Despite the great potential of metabolomics in 3P medicine, most of the biomarkers are not applied to clinical practice. Efforts are needed to accelerate the implementation of biomarkers in 3P medicine. In the field of ophthalmology, the implementation of 3P medicine not only benefit patients suffering from vision loss, increasing their life quality, but also benefit the public via population screening project. For further studies, standardized protocols of metabolomics analyses and a large scale of prospective study combined with other biomarkers are needed to clarify the practicability of molecular biomarkers in the context of 3P medicine.
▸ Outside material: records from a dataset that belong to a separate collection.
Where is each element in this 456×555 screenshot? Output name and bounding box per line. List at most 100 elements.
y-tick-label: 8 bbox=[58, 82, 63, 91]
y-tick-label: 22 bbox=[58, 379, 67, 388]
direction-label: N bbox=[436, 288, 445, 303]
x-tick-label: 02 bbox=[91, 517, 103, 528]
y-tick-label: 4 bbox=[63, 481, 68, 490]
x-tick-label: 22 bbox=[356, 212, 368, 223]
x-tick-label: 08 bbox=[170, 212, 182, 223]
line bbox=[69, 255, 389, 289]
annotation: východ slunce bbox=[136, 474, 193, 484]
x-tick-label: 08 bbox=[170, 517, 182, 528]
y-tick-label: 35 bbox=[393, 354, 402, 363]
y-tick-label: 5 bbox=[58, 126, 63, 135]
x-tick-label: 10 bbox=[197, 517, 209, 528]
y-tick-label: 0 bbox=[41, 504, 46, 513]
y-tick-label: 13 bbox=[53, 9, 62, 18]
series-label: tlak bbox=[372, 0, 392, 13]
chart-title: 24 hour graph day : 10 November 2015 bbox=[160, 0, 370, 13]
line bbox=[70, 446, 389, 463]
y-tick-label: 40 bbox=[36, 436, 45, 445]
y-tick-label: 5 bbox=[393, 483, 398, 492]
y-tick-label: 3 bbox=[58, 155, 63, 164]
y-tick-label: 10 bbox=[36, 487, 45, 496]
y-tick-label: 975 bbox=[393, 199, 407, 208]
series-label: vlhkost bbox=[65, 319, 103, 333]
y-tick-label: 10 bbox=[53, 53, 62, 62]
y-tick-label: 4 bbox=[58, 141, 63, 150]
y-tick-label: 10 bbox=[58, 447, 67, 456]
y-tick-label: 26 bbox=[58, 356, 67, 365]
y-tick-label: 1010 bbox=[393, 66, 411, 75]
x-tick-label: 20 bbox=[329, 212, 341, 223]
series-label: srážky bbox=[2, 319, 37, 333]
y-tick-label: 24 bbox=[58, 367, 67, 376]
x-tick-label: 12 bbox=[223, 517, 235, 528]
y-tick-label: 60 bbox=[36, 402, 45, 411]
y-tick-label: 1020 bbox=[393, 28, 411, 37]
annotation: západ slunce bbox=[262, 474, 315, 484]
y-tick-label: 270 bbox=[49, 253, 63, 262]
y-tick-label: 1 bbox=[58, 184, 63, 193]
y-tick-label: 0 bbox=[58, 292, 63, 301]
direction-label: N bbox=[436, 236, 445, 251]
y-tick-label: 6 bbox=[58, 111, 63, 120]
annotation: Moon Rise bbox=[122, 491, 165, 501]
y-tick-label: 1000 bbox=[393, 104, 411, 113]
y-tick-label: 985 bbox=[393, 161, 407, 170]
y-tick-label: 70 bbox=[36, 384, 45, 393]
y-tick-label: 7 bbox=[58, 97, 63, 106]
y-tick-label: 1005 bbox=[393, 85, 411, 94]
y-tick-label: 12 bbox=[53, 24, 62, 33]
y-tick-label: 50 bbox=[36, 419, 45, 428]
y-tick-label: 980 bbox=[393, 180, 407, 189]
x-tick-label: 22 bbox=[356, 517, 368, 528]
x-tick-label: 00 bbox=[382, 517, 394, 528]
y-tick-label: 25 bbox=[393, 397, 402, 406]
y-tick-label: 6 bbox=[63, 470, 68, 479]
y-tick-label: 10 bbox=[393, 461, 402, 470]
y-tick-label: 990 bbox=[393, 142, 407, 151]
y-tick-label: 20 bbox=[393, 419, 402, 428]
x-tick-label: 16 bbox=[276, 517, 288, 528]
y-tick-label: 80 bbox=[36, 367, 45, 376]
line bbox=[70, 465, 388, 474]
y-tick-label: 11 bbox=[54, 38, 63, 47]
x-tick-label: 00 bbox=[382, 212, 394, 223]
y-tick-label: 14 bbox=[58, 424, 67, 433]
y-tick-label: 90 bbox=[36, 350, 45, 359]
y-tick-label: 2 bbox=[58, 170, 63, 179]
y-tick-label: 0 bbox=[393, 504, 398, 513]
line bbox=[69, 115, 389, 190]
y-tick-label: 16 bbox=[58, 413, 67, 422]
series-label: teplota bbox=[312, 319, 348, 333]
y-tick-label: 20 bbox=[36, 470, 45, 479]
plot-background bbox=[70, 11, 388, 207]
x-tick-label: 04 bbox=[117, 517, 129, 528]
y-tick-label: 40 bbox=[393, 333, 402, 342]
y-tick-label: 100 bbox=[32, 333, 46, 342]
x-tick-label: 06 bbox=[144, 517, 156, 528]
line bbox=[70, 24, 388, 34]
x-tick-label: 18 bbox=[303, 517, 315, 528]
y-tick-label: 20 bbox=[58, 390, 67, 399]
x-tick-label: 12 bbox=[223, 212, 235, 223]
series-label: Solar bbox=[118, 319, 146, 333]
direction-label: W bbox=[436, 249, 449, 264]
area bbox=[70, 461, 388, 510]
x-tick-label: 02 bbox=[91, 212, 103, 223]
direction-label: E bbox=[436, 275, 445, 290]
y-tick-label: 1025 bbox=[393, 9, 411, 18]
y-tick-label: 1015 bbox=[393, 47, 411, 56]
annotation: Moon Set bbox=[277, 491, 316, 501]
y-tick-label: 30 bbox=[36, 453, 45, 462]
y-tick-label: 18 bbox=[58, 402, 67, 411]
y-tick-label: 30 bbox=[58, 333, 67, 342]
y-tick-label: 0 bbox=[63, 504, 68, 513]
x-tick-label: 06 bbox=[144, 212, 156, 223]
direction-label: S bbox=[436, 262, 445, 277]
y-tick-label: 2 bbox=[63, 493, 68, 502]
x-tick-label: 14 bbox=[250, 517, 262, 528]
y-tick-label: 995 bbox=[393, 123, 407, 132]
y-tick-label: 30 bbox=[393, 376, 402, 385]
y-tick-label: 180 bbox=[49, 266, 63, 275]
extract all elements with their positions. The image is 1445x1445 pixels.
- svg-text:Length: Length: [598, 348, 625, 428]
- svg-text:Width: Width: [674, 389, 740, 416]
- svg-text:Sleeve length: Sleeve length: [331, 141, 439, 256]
In summary, metabolomics establishes the metabolic phenotypes of an individual, reflecting the comprehensive outcomes of environment, genes, mRNA, and proteins. The exploration of disease metabolic spectrum has enriched the understanding of the pathophysiology of ocular diseases, thus enabling predictive diagnostics, targeted prevention, and personalization of medical services to the patient. In this review, we give a brief description of the procedure of metabolomics and summarize the relationship between altered metabolic pathways and ocular diseases based on current metabolomics studies in the framework of 3P medicine. Considering the fact that global governments are emphasizing the primary and secondary care in the management of diseases, we believe in the potential of metabolomics in the paradigm shift from reactive to 3P medicine.